Law Blog

Can You Sue Your Therapist?

Though it may be difficult, it’s not impossible to file a medical malpractice claim against your therapist

If you’ve ever been to therapy, you know that it’s not normally a pleasant experience. But, what exactly are your legal options when it’s a particularly unsettling experience? Can you file a personal injury claim against a therapist for medical malpractice? The short answer is yes. But before you go looking for a medical malpractice lawyer, it’s important to do your research in order to make sure you’ve got all the elements of a medical malpractice claim. Though therapy can be uncomfortable, a therapist’s actions rarely arise to the level of medical malpractice. When it comes to mental health professionals, a medical malpractice lawyer can only help if you have all the elements of a medical malpractice claim.

What Is Undue Influence and Grooming?

There’s a difference between undue influence and grooming. Grooming typically refers to an adult building a trusting relationship with an underage person with the specific intention to later exploit the underage person. If a therapist were to groom and then abuse or exploit an underage person, this would likely be grounds for filing a medical malpractice claim. Undue influence, in the context of therapists and medical malpractice, refers to a situation in which the therapist abuses the power dynamics of the therapeutic relationship to influence their client into taking an action that disproportionately benefits the therapist, and may even harm the client. Depending on the situation, this too may meet the criteria for medical malpractice.

When Is Incompetence Medical Malpractice?

Not all therapists were meant to work with all clients. In fact, depending on the therapist’s education and experience, they may not be able to diagnose even fairly common disorders such as obsessive compulsive disorder. However, incompetency is not necessarily medical malpractice. In order to have a good medical malpractice claim, there needs to be duty, breach of duty, damages, and causation.
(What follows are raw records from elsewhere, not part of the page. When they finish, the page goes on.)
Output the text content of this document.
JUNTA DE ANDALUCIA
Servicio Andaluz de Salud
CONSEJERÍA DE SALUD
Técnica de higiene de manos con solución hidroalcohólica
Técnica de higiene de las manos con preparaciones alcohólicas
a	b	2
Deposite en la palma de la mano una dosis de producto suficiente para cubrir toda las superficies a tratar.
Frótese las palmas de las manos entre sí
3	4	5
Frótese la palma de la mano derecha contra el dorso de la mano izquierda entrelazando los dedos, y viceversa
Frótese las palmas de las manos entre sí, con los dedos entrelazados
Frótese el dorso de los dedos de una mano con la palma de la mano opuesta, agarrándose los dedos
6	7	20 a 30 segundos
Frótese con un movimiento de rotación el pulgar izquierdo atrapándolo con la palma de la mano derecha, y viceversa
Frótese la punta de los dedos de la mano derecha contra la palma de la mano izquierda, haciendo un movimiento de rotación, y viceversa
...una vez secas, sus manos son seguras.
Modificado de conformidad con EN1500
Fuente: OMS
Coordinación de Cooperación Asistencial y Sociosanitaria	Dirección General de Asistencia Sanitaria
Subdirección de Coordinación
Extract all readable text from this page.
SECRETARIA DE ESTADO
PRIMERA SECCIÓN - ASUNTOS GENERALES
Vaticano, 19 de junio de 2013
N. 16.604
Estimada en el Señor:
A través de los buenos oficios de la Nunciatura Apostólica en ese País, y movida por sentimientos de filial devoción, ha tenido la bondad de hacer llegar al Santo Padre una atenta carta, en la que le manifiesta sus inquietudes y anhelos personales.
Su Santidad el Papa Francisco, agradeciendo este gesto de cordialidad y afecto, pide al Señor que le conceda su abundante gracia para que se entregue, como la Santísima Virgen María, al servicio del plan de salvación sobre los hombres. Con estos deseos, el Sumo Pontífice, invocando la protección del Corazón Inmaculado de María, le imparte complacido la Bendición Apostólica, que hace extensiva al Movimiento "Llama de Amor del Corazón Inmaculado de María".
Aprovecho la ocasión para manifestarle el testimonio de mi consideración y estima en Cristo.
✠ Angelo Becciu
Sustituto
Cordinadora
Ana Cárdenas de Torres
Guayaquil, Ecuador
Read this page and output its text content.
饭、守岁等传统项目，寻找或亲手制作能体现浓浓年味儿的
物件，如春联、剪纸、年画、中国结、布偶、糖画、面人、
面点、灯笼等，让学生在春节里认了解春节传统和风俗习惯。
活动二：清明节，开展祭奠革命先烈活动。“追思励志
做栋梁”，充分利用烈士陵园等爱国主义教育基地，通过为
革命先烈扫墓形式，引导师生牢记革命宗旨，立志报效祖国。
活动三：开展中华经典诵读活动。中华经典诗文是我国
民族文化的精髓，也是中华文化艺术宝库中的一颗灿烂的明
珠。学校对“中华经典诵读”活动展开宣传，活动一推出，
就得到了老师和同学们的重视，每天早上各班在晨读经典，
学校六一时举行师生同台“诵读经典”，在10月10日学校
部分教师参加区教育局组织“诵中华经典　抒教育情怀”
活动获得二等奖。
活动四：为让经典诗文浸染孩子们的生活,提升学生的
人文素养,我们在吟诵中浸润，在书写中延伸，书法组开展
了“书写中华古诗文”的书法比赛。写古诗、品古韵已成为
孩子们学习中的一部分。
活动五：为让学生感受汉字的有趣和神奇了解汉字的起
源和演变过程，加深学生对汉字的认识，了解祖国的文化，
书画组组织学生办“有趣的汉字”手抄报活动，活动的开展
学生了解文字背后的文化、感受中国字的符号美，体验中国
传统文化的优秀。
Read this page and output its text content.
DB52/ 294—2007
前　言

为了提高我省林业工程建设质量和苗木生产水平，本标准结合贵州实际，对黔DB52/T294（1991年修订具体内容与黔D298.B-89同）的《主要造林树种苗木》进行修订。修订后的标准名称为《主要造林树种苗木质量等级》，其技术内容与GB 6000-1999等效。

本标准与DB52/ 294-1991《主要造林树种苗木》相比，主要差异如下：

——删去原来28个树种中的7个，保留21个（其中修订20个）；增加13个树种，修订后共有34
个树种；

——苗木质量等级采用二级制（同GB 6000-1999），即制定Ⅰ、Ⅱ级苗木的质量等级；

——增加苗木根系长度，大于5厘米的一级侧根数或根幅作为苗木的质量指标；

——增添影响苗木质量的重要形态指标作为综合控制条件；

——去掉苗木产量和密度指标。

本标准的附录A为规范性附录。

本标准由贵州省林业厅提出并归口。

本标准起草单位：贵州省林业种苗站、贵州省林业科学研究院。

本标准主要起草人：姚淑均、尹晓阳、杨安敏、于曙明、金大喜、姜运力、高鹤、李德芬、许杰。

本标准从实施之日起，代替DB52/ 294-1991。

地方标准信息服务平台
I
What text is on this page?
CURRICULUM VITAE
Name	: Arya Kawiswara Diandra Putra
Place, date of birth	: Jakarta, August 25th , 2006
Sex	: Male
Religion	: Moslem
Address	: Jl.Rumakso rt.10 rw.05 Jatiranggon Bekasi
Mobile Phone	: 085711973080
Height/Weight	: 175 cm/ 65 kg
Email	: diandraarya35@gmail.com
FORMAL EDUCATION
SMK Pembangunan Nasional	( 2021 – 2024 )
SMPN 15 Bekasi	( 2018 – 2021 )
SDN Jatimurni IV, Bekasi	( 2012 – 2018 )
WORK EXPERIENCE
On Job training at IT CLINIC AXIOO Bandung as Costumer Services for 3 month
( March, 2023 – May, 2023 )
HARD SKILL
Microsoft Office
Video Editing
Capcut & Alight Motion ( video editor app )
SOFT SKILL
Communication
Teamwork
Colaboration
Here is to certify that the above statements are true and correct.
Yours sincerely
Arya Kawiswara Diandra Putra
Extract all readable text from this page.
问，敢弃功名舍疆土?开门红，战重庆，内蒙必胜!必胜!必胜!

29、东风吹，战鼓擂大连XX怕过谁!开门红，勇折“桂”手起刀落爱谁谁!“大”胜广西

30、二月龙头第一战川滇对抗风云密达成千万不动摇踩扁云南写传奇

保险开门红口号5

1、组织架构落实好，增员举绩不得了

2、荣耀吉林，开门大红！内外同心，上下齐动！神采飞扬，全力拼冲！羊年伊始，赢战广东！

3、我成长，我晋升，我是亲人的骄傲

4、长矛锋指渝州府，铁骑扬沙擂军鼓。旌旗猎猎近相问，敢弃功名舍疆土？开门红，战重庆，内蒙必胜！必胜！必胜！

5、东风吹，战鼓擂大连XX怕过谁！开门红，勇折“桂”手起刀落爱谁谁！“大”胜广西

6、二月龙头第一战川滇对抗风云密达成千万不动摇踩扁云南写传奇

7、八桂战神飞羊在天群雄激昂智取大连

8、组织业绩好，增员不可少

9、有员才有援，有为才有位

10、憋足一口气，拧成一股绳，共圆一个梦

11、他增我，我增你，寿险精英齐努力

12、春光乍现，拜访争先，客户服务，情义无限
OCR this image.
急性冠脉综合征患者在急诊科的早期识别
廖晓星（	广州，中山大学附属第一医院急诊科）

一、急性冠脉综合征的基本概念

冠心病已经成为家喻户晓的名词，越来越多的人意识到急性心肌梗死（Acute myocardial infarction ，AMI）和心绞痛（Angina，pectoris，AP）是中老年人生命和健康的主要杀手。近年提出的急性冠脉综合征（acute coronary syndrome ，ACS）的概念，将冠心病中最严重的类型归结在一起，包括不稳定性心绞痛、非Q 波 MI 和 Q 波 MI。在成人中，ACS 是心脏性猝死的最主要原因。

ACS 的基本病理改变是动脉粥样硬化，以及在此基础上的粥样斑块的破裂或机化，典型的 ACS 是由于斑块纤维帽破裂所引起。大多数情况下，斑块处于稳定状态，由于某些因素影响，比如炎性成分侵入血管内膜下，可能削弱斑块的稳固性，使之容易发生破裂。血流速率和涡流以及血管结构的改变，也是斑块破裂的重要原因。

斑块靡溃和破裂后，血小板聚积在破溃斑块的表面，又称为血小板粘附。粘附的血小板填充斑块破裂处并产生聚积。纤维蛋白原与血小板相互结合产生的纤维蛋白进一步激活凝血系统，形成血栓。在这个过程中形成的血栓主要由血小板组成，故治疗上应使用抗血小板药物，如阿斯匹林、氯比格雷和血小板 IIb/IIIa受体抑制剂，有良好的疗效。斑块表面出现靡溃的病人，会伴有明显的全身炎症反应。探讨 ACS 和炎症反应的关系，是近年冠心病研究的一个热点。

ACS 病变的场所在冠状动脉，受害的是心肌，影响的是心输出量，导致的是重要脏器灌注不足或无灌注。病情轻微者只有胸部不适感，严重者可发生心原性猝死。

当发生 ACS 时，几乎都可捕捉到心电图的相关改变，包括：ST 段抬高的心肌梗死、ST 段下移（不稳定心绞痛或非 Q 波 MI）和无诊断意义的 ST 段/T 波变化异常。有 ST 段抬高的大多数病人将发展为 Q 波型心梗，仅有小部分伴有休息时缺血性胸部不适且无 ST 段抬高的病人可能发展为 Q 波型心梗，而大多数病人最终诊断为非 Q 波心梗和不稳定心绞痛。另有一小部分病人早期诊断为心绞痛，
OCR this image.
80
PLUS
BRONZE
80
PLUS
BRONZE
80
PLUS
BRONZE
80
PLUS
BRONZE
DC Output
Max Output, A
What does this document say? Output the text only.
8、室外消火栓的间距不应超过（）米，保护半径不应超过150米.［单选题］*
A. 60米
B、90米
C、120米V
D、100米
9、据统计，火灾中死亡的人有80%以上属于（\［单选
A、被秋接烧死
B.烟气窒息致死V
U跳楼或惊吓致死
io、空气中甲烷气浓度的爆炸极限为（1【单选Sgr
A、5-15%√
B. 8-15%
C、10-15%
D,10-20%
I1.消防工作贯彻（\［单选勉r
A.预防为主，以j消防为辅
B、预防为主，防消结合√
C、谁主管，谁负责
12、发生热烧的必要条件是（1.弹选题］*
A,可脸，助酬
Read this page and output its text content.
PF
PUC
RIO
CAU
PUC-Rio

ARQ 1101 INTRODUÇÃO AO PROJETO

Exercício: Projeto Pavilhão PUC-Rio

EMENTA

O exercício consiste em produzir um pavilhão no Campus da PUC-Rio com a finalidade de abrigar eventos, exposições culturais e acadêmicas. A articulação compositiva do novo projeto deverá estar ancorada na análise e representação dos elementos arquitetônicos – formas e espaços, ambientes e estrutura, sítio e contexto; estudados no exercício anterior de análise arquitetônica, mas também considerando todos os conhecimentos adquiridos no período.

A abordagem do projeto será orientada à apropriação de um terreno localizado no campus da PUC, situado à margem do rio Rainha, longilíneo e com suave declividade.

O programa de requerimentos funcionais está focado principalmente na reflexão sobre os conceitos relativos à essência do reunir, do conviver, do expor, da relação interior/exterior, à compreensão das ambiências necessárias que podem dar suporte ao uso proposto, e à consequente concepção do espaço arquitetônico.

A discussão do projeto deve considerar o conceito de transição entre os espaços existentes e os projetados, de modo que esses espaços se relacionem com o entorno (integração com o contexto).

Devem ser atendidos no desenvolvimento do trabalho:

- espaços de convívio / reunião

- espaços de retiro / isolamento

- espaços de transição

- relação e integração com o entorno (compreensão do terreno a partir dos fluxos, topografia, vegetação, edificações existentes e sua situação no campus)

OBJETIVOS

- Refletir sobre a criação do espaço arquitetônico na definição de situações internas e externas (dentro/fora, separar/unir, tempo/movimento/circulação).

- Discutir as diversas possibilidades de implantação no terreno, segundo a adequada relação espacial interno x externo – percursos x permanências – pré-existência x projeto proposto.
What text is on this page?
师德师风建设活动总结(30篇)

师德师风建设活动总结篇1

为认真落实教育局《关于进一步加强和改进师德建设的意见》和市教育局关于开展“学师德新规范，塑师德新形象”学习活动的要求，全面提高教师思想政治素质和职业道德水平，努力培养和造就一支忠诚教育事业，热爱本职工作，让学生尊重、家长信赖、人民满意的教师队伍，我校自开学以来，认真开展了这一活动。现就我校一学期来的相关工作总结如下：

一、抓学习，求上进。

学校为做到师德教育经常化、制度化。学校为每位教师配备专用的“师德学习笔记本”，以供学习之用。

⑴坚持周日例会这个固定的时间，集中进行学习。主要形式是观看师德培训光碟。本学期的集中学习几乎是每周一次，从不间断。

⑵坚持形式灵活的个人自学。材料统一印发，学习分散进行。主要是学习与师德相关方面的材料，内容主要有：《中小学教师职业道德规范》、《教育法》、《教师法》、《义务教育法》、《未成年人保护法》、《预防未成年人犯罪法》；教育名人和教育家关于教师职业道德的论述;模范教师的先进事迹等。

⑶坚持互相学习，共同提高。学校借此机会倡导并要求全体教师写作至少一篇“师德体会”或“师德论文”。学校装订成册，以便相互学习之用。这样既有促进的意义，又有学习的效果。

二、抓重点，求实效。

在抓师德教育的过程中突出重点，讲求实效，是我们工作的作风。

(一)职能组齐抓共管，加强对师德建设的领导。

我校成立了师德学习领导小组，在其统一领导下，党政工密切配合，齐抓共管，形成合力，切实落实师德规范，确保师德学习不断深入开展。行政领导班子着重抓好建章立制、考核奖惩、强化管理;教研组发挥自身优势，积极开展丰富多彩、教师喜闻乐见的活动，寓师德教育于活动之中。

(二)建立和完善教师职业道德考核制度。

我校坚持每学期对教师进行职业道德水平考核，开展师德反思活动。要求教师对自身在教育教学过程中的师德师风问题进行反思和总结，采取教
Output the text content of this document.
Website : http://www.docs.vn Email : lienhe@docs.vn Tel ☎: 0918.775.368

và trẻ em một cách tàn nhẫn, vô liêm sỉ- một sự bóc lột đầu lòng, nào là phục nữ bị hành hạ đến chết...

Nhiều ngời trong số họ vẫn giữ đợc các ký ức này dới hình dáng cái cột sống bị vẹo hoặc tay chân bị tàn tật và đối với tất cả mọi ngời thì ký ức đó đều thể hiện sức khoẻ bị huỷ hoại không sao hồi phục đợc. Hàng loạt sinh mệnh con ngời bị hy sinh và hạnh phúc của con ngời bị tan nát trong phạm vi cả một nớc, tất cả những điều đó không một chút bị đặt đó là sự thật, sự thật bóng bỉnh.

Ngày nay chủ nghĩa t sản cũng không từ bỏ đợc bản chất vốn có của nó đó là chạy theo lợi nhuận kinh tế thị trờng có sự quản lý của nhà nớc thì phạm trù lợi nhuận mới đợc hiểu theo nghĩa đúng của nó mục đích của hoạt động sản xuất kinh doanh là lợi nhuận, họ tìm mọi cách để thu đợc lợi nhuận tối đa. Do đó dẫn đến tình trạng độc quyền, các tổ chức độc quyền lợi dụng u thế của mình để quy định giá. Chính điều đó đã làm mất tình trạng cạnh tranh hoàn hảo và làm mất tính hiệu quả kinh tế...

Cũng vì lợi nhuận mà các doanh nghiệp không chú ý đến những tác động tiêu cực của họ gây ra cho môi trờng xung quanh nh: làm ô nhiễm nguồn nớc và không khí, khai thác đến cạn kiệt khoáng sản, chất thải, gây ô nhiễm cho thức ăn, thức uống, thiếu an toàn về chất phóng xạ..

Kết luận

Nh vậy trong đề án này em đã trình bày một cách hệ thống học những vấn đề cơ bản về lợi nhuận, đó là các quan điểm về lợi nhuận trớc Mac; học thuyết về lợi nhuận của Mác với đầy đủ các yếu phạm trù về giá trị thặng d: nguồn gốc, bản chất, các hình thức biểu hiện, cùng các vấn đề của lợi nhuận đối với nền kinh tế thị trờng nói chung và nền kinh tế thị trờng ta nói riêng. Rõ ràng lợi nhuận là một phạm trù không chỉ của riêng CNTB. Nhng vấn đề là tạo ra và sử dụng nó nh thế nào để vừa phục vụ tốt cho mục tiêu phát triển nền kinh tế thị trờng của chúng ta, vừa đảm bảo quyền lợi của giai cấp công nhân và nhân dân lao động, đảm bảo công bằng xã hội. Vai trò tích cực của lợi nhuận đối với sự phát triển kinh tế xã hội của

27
Duty is already established by the therapeutic relationship. Breach of duty occurs when the therapist conducts themselves in a reckless manner, acts outside their scope of practice, or acts in a way another mental health professional with similar credentials would deem unreasonable. Failure to diagnose a mental disorder, or a misdiagnosis, does not typically constitute a breach of duty. Furthermore, even if it did, the client would still have to prove that they were damaged and the damages were directly caused by the therapist.

Can Clients and Therapists Be Friends?

Dual-relationships occur when a therapist has a relationship with their client, or former client, outside of therapy. This may mean the therapist and the client have become friends, business partners, co-workers, etc. Though these relationships may be ethically ambiguous, they are not necessarily illegal, nor do they constitute medical malpractice. However, if undue influence occurs, then these relationships may serve as evidence that the client has been unduly influenced by the therapist. For example, if a therapist needs an office manager, and they influence a client to take the position at a much lower rate, that may be considered to be undue influence. This is especially true if the client would not have otherwise accepted such an offer.

When Romantic Relationships Are Involved

Romantic relationships with therapists and clients, both former and current, are unanimously considered to be unethical. These types of relationships often have elements of undue influence or, if the client is underage, grooming. These types of relationships almost always rise to the level of medical malpractice because they often contain all the elements of medical malpractice. As previously mentioned, duty is already established by the therapeutic relationship. Assuming there is proof that a romantic relationship existed between the therapist and client, breach of duty would also be established since such a relationship would far exceed any widely known and accepted ethical boundaries. Most importantly, the plaintiff would likely have evidence of emotional distress that could be easily linked to the aforementioned romantic relationship. 

When You Need a Medical Malpractice Lawyer

The difficulty with filing a claim against a therapist stems from the fact that, for the most part, sessions are not recorded. Due to this fact, it can be extremely difficult for clients to prove that their therapist has breached their duty. Unless a client has proof that the therapist has breached their duty, it may be difficult to file a medical malpractice claim. Your best chance at successfully winning compensation may be to consult with a medical malpractice lawyer.